On Sunday 17 August 2014 a 200 strong crowd marched significant distances to descend on St Peter’s Square, Manchester. They were commemorating there the 195th anniversary of the 1819 Peterloo massacre when the cavalry slaughtered at least 15 pro-democracy campaigners.
All photographs copyright Mark Harvey of ID8 photography |
Demonstrators want a fitting permanent memorial mounted for the Peterloo bicentennial in 2019. Richard Lease, Manchester City Council leader, has just commissioned its design by artist Jeremy Deller, who will meet Peterloo Massacre Memorial Campaign (PMMC) members next month.
In 1819 only 2% of people could vote and there was widespread poverty, due mainly to the corns laws that artificially inflated bread prices. On 16 August 1819, contingents from across the Manchester region marched in disciplined fashion to St Peter’s Field to support parliamentary reform and listen to radical speaker Henry Hunt. The crowd was at least 60,000, half the population of the immediate Manchester area.
Banners demanded REFORM, UNIVERSAL SUFFRAGE AND EQUAL REPRESENTATION and NO CORN LAWS. Those in a government representing their own needs wanted no such things and sought to arrest Hunt and disperse the crowd.
Banners demanded REFORM, UNIVERSAL SUFFRAGE AND EQUAL REPRESENTATION and NO CORN LAWS. Those in a government representing their own needs wanted no such things and sought to arrest Hunt and disperse the crowd.
Wielding sabres, Manchester and Salford Yeomanry galloped into the unarmed, peaceful masses. Two-year-old William Fildes was the first casualty when a late arriving trooper knocked him from his mother’s arms. Fifteen people, at least, were killed and 600 to 800 injured.
Ex-soldier John Lees, who fought at the Battle of Waterloo, died of his injuries on 9 September. He told a friend: “At Waterloo there was man to man but at Peterloo it was downright murder.”
Peterloo became a mocking reference to Waterloo at which soldiers were viewed as genuine heroes. In recent times Peterloo has become compared with the slaughter of pro-democracy demonstrators in Tiananmen Square in Beijing in 1989.
Not content with their killings the authorities in 1819 cracked down on reform with Hunt sentenced to 30 months in gaol. However, liberty could not be suppressed and demands for economic and political justice multiplied.

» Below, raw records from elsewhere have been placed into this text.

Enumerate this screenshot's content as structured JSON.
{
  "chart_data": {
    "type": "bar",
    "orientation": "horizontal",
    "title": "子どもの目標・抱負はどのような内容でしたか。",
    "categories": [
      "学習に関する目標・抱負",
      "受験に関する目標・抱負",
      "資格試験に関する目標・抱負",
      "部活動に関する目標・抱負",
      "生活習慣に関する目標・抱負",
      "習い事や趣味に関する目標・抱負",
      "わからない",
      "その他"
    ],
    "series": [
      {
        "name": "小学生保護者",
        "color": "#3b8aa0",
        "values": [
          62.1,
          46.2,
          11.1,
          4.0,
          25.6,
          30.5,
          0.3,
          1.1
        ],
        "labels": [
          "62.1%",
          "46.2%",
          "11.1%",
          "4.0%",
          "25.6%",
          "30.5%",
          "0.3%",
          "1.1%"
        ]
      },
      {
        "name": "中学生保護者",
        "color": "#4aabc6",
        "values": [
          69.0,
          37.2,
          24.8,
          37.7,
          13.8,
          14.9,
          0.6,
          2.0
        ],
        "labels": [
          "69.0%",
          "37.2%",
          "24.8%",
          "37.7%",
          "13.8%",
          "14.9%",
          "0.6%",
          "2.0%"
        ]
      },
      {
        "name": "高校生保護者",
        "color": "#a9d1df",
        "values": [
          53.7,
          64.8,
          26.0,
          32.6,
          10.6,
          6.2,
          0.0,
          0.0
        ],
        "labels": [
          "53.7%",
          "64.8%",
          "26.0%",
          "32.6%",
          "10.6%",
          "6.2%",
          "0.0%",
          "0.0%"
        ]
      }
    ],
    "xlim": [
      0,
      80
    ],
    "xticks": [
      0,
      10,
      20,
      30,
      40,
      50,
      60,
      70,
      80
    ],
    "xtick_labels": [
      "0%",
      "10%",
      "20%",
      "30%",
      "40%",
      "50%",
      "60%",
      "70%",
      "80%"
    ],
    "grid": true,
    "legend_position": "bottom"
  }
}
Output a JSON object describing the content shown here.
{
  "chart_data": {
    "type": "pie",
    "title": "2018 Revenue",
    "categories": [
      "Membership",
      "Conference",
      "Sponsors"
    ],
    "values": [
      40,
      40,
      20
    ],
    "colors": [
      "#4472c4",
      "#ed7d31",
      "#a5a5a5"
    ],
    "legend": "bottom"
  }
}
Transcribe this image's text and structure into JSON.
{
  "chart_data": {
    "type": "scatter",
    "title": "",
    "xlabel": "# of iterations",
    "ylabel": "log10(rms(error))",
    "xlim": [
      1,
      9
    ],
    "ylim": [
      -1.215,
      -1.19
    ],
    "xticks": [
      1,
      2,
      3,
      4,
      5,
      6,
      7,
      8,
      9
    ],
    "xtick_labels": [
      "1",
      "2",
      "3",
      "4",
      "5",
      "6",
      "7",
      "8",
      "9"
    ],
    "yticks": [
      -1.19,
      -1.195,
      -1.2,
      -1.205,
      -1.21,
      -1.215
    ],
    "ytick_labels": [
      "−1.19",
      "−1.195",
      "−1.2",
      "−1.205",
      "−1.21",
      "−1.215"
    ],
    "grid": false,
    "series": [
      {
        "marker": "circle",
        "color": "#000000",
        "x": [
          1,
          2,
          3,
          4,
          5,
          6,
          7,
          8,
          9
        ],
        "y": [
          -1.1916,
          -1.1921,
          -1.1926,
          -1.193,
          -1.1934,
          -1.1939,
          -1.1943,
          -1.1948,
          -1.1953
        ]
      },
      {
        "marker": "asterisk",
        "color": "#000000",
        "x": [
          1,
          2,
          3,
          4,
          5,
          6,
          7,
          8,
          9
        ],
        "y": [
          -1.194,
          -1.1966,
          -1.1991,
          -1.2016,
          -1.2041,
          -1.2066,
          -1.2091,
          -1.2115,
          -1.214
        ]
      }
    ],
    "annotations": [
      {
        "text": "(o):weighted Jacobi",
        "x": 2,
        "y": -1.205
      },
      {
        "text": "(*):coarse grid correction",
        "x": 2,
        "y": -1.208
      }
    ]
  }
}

The great Reform Act of 1832 meant Manchester, previously unrepresented in Parliament, elected two MPs. Sweeping democratic changes followed slowly but surely.
Manchester has numerous magnificent statues and commemorative monuments. Peterloo has just a small red plaque. UNITE members from Bolton, who carried their branch banner twelve miles from Bolton Socialist Club – England’s oldest independent socialist club – seek change soon.

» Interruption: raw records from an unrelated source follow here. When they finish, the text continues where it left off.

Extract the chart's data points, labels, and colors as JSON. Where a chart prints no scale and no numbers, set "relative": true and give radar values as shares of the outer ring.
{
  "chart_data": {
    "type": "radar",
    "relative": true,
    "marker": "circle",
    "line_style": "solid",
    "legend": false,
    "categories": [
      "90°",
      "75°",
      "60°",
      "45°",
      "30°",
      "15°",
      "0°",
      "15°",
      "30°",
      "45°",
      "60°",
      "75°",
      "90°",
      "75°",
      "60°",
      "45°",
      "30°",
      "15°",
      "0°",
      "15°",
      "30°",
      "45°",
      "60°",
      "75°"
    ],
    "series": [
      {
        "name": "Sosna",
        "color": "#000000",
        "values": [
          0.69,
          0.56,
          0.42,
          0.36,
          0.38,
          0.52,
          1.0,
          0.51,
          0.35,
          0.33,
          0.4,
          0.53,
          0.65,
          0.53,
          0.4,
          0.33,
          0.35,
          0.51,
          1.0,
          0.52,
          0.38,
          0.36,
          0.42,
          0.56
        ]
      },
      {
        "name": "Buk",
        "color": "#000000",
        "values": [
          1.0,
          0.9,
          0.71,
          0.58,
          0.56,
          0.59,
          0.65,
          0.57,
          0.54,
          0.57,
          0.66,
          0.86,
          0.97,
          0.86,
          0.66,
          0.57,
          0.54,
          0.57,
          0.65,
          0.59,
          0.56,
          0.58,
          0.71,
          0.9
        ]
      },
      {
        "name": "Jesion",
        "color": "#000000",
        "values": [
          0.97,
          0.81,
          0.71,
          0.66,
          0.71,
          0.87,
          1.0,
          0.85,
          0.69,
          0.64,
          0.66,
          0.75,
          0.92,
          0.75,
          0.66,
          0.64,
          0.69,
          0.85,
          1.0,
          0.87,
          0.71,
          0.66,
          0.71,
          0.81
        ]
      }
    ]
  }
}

“We followed the footsteps of ordinary working people who marched into Manchester and pushed our system towards democracy. They deserve a monument that is distinctive, respectful and informative”’ said Martin McMulkin, UNITE shop floor convenor at JOST, manufacturers of vehicle connection components.
Martin McMulkin |
That prospect has improved now Jeremy Deller is to come up with a design. Manchester’s deputy mayor, Paul Murphy, said after the rally which concluded events “this matters to me and fellow Mancunians, whose forefathers led a struggle for emancipation which needs a fitting memorial. Peterloo should also be taught in schools.”
A view supported by ten-year-old Grace Poyning: “Most my friends like history and Peterloo helped give people some rights.”

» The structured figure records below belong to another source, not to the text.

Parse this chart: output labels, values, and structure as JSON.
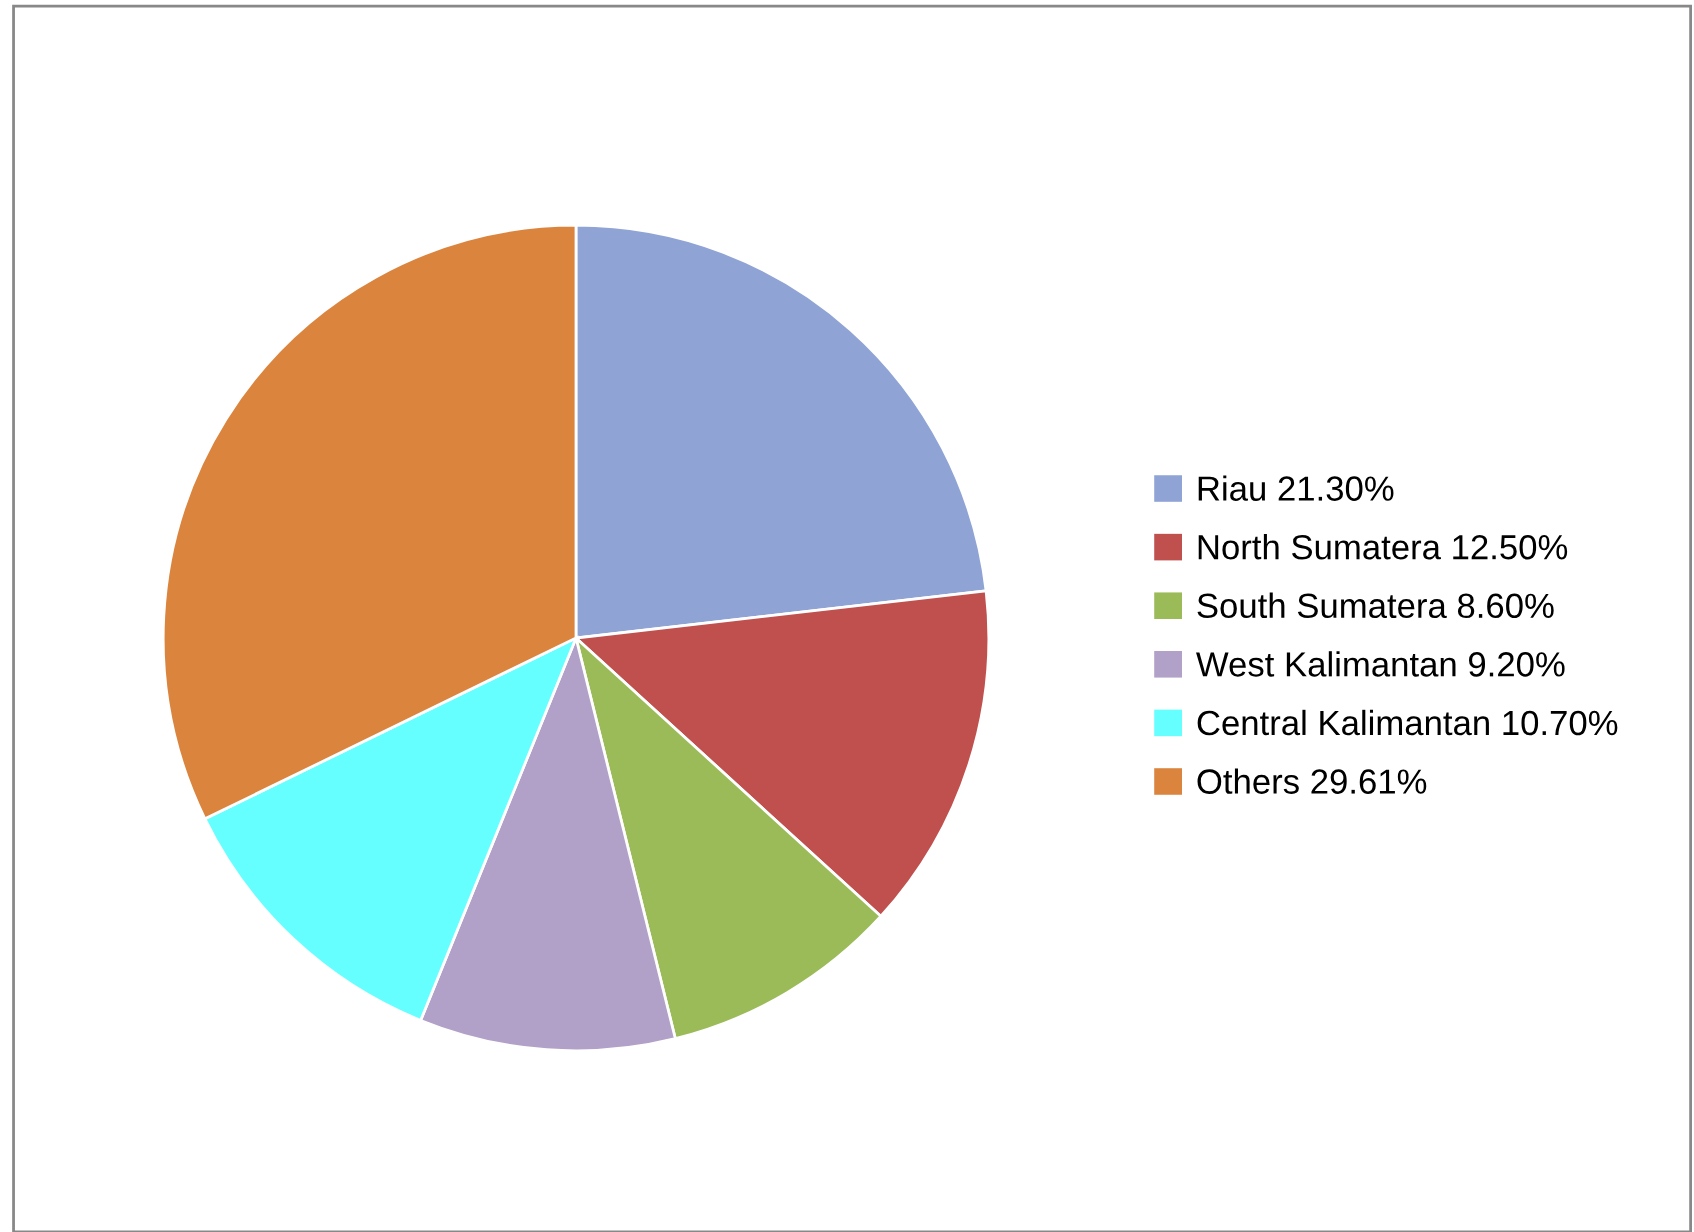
{
  "chart_data": {
    "type": "pie",
    "categories": [
      "Riau 21.30%",
      "North Sumatera 12.50%",
      "South Sumatera 8.60%",
      "West Kalimantan 9.20%",
      "Central Kalimantan 10.70%",
      "Others 29.61%"
    ],
    "values": [
      21.3,
      12.5,
      8.6,
      9.2,
      10.7,
      29.61
    ],
    "colors": [
      "#8fa3d5",
      "#c0504d",
      "#9bbb59",
      "#b1a0c7",
      "#66ffff",
      "#db843d"
    ],
    "legend": "right"
  }
}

Grace, Nichola and Bernie Boyning |
Grace was accompanied by her mother, Nichola, and grandmother, Bernie. They heard actress Maxine Peake read out Shelley’s classic poem The Masque of Anarchy (*) which concludes as follows:-
Rise like Lions after slumber
In unvanquishable number
Shake your chains to earth like dew
Which in sleep had fallen on you-
Ye are many - they are few
Maxine Peake reading out Shelley's poem with Councillor Paul Murphy (wearing ceremonial badge) amongst those listening attentively |
Summing up a good day, PMMC representative Martin Gittins said, “The fact that many people have combined to walk from the surrounding areas of Manchester and thus create this healthy attendance is brilliant. It boosts our plans, which include schools work and encouraging greater public involvement so that we have, at least, 6,000 people in 2019. Meeting Jeremy Deller will be good and hopefully there will be a public consultation about the memorial.”
* Described by the late Paul Foot as “the greatest political poem ever written in English.”